I saw "Zohan" with the same jaded optimism that sent me to the theater for the lame 2006 summer movie "Click," where Sandler finds a magical remote control that can fast forward through the boring parts of his life. Not even the somewhat imaginative premise could save it from banality.
Then there was last summer's poorly conceived attempt to apologize to GLAAD for all of Sandler's past homosexual jokes with last summer's incompetent and culturally irresponsible "I Know Pronounce You Chuck and Larry."
Now, one summer later, Sandler pokes fun at the Israeli-Palestine conflict by playing a Mossad Counter terrorist agent pursuing his dream of styling hair.
The character sends up action film conventions by making Zohan an invincible Rambo-type action hero who catches bullets with his nostrils and fish with his buttocks. He also swims faster than a Sea-Doo and kills men with his own severed hand.
If that last part doesn't make sense, it doesn't in the context of the film either. Nothing does. There is no cohesion, no attempt at suspending disbelief and zero respect for the medium of film or the audiences who drop cash at the box office, clinging to the dying hope of a late-nineties Sandler revival.
Whenever I see a film as terrible as "Zohan," I surf the web looking for anyone with a differing opinion. While on that search, I came across reviews that used the term "film" in their descriptions.
Well, since you can't tell if a movie used a digital camera or an actual 35 mm film camera, it's time to start using the word as a qualifier.
A film has a plot. A film is a 90 minute narrative with basic storytelling structure. In Zohan, there is no structure, no plot; it's just a painful two-hour long series of sketches filled with poor taste for the sake of poor taste. He has sex with old women, he proves his manliness by letting a piranha nibble on his niblets and the only way he knows he has feelings for the stereotypical love interest is that he loses his sexual prowess towards old women. You know a filmmaker lacks talent when he uses the absence of an erection to show true love.
Sandler gets paid millions to make this dreck and he does so because he thinks we like it. He and the studios see the big opening weekends and think this is what we want. When in actuality, the only reason the film opens well, is the hope of something better.
I saw this film in a packed movie theater in the front row. Out of sheer boredom, I turned to look at the other patrons to see their reaction. I could practically see myself in their glossy eyes. I even heard one teen turn to his friend and ask, "Was that funny?"
No. Not even remotely and I think Sandler knows he doesn't have what it takes anymore. He's not stupid. Even he can see how terrible "Click," "Chuck and Larry," "Big Daddy," or "Mr. Deeds" were. Why else would he stoop to poking fun at a conflict that has seen millions of innocent men and women killed? It's because he'll try anything to get his thunder back. We need to stop being his personal sounding board and I think last weekend's box office receipts are a good indication that we have started.

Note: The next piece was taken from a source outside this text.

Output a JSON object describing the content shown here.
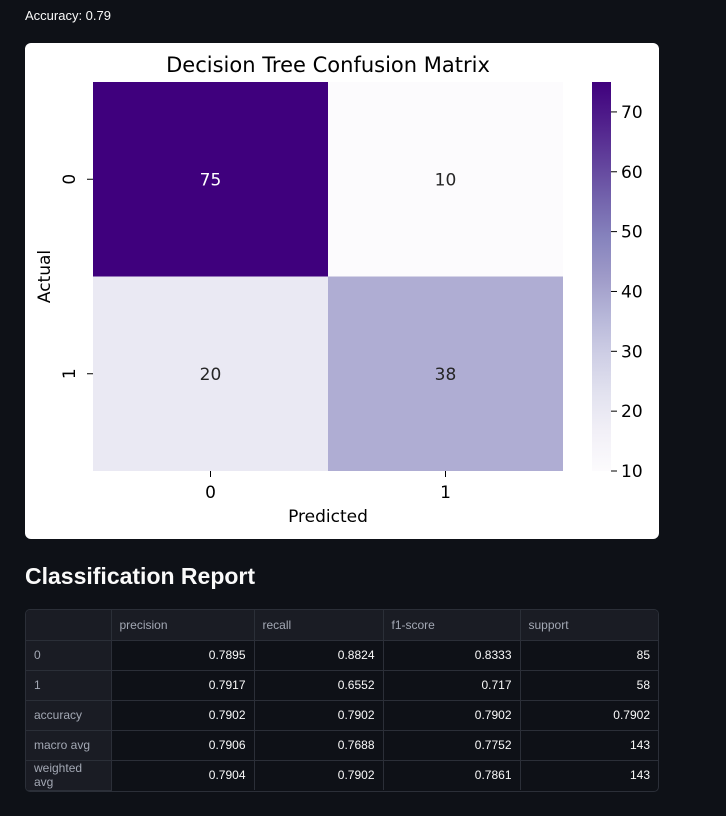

Normally, a $40 million opening weekend would be impressive, but the fact that Dreamworks Animation's "Kung-Fu Panda" trounced "Zohan," shows that audiences are ready for something more fresh and innovative than Sandler has to offer.
We can only hope that Sandler and the studio executives are paying attention. We want funny "films," not sketches that would be rejected on Saturday Night Live.